Five (mostly hopeless) proposals to stop Doug Ford’s cuts to city council

Five (mostly hopeless) proposals to stop Doug Ford’s cuts to city council

Photograph by Jeff Hitchcock/Flickr

Premier Doug Ford’s surprise decision to chop the size of Toronto city council from 44 members to 25 has been called dictatorial, vindictive and undemocratic. (Though the move does also have some fans.) Is there anything outraged citizens can do to stop him? Here’s a look at five options, presented in order from “you’ve got to be kidding me” to “hmm, maybe that’s worth a try.”

Secession

Former chief city planner Jennifer Keesmaat entered the mayoral race on Friday with a bombshell tweet: “Now I have had a chance to sleep on it. Secession.” It wasn’t clear at first whether she was joking about creating Canada’s 11th province, but she later doubled down, saying “laws change,” before slowly backing away from the idea once the press began to run with it.

Sure, laws can be changed, but University of Ottawa law professor Joseph Magnet says the law in question is the constitution, so Keesmaat’s proposal is hard to take seriously.
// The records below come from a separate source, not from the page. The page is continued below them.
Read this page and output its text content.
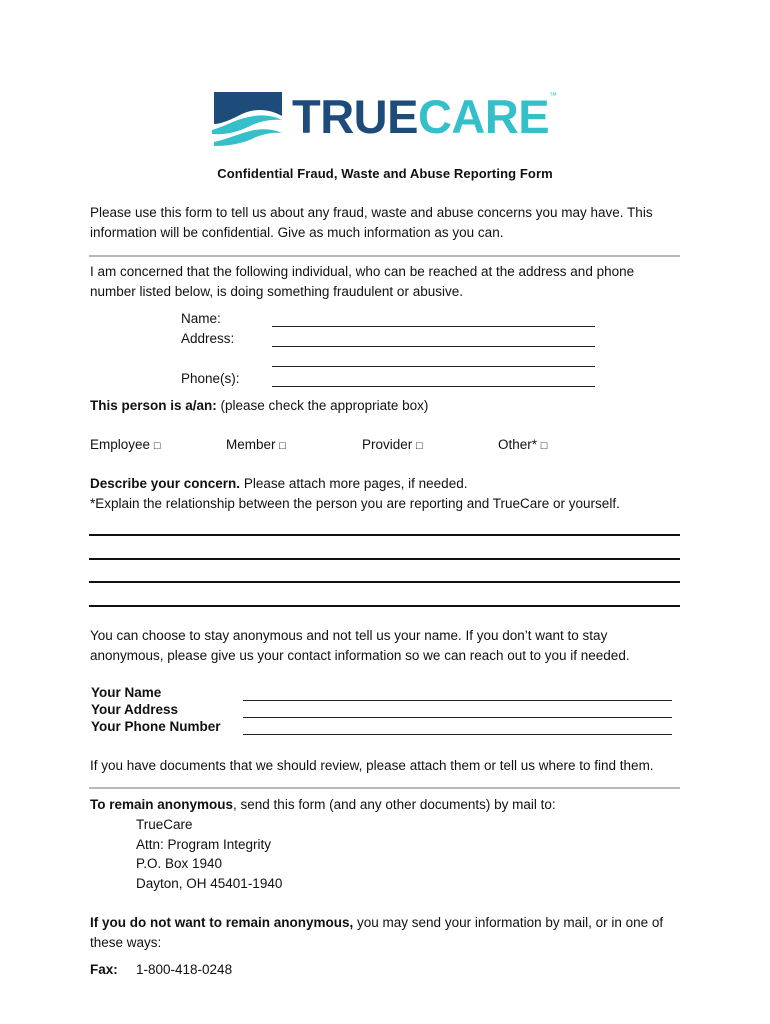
TRUECARE ™
Confidential Fraud, Waste and Abuse Reporting Form
Please use this form to tell us about any fraud, waste and abuse concerns you may have. This
information will be confidential. Give as much information as you can.
I am concerned that the following individual, who can be reached at the address and phone
number listed below, is doing something fraudulent or abusive.
Name:
Address:
Phone(s):
This person is a/an: (please check the appropriate box)
Employee □	Member □	Provider □	Other* □
Describe your concern. Please attach more pages, if needed.
*Explain the relationship between the person you are reporting and TrueCare or yourself.
You can choose to stay anonymous and not tell us your name. If you don’t want to stay
anonymous, please give us your contact information so we can reach out to you if needed.
Your Name
Your Address
Your Phone Number
If you have documents that we should review, please attach them or tell us where to find them.
To remain anonymous, send this form (and any other documents) by mail to:
TrueCare
Attn: Program Integrity
P.O. Box 1940
Dayton, OH 45401-1940
If you do not want to remain anonymous, you may send your information by mail, or in one of
these ways:
Fax: 1-800-418-0248
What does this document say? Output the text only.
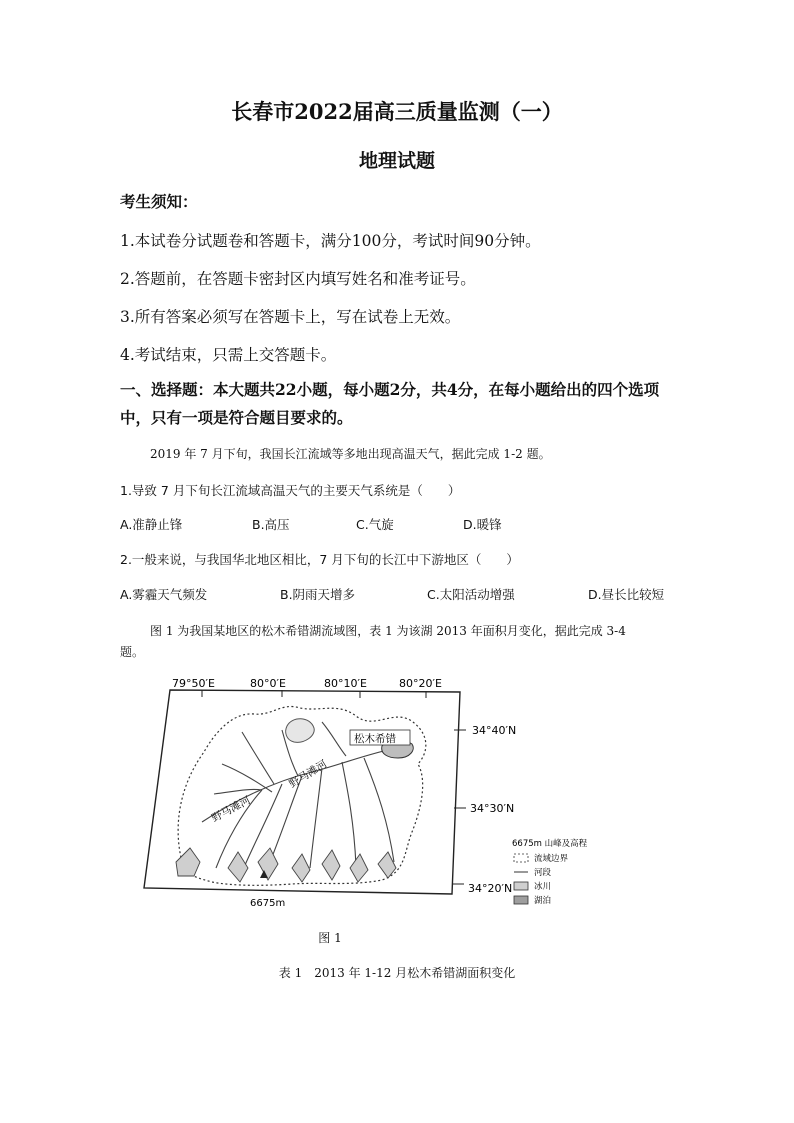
长春市2022届高三质量监测（一）
地理试题
考生须知：
1.本试卷分试题卷和答题卡，满分100分，考试时间90分钟。
2.答题前，在答题卡密封区内填写姓名和准考证号。
3.所有答案必须写在答题卡上，写在试卷上无效。
4.考试结束，只需上交答题卡。
一、选择题：本大题共22小题，每小题2分，共4分，在每小题给出的四个选项中，只有一项是符合题目要求的。
2019 年 7 月下旬，我国长江流域等多地出现高温天气，据此完成 1-2 题。
1.导致 7 月下旬长江流域高温天气的主要天气系统是（　　）
A.准静止锋	B.高压	C.气旋	D.暖锋
2.一般来说，与我国华北地区相比，7 月下旬的长江中下游地区（　　）
A.雾霾天气频发	B.阴雨天增多	C.太阳活动增强	D.昼长比较短
图 1 为我国某地区的松木希错湖流域图，表 1 为该湖 2013 年面积月变化，据此完成 3-4
题。
79°50′E	80°0′E	80°10′E	80°20′E
34°40′N
34°30′N
34°20′N
松木希错
野马滩河
野马滩河
6675m
6675m 山峰及高程
流域边界
河段
冰川
湖泊
图 1
表 1　2013 年 1-12 月松木希错湖面积变化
“You’d need the Senate and the House of Commons on board, and you would need the Legislature of Ontario on board, and that’s just not going to happen,” he says.

Trudeau to the rescue!

Some have suggested that Justin Trudeau’s government could quash the bill. Don’t hold your breath.

According to Magnet, the Constitution Act gives exclusive power to the provinces to create, merge and destroy municipalities. “There is no role for the federal parliament to interfere and tell Ontario what to do,” he says.

Adam Vaughan, the parliamentary secretary in charge of urban affairs, has already told the Toronto Star that Ottawa is “not going to try to rewrite the constitution because of one bad decision at Queen’s Park.”

There is technically one legal option, called “disallowance,” where the federal cabinet could simply wipe the provincial law off the books. But that power hasn’t been used since 1943 and Magnet says doing so would be far too political risky. If Trudeau’s government were to use disallowance on Ontario, it would raise questions about whether they would use it in all kinds of other situations, like forcing a pipeline through B.C. or challenging Quebec’s language laws. “It would create a constitutional crisis,” he says.

A court challenge based on “effective representation”

City council voted in favour of asking the city solicitor to “consider the validity and constitutionality” of the legislation and “its potential violation of the rights of the citizens of Toronto to fair and effective representation.”

“Effective representation” is a right affirmed by the Supreme Court of Canada in 1991. The gist is that provincial and federal electoral districts should be roughly comparable in population size. John Mascarin, a lawyer at Aird and Berlis who specializes in municipal law, says an argument could be made that this same principle applies to wards in the city of Toronto. A lawyer could try to demonstrate that the 25 remaining councillors would have so many people in each of their wards that council would no longer offer effective representation.

Ford appeared to be attempting to head off this argument during question period at Queen’s Park on Monday, when he pointed to Los Angeles, which has 15 city councillors for four million people, making the city’s average ward population nearly 267,000. “When I went to Los Angeles and I told the people we had 44 councillors, they said, ‘How can you get anything done?’” Ford claimed. (Ford didn’t mention the fact that Los Angeles has 97 neighbourhood councils, each with its own elected officers.)

He need not worry, according to Magnet, because the constitution’s democratic principles only apply to Parliament and Queen’s Park. Municipalities fought to be included in the Constitution Act and lost. “To give them a constitutional status now is antithetical to what the constitution makers intended,” Magnet says.

A court challenge under the City of Toronto Act

Mascarin points out that the province’s City of Toronto Act says that the province and city “will agree to consult with each other on matters of mutual interest.” A lawyer could argue that Queen’s Park breached this duty by not consulting the city before moving ahead with its plans to change the composition of council.

Magnet is skeptical of this line of attack. Even if the the PCs failed to consult, he says, “an earlier legislature can’t bind a later legislature,” and therefore the Ford government’s new legislation is what will prevail.

A referendum

City councillors have voted in favour of mayor John Tory’s proposal to ask the province hold a binding—meaning, legally enforceable—referendum before going ahead with any changes to Toronto’s ward boundaries. Mascarin points out that that courts already decided, during amalgamation in the late 1990s, that these types of referendums aren’t binding.

But Magnet thinks a referendum is the brightest idea of the bunch. He’s certain it would be non-binding, but he believes a vote could at least mobilize citizens and create enough political resistance to get Ford to rethink his plans.

And let’s not forget that the constitution requires Ontario to hold an election at least once every five years. That’s one law the Ford government has no power to change.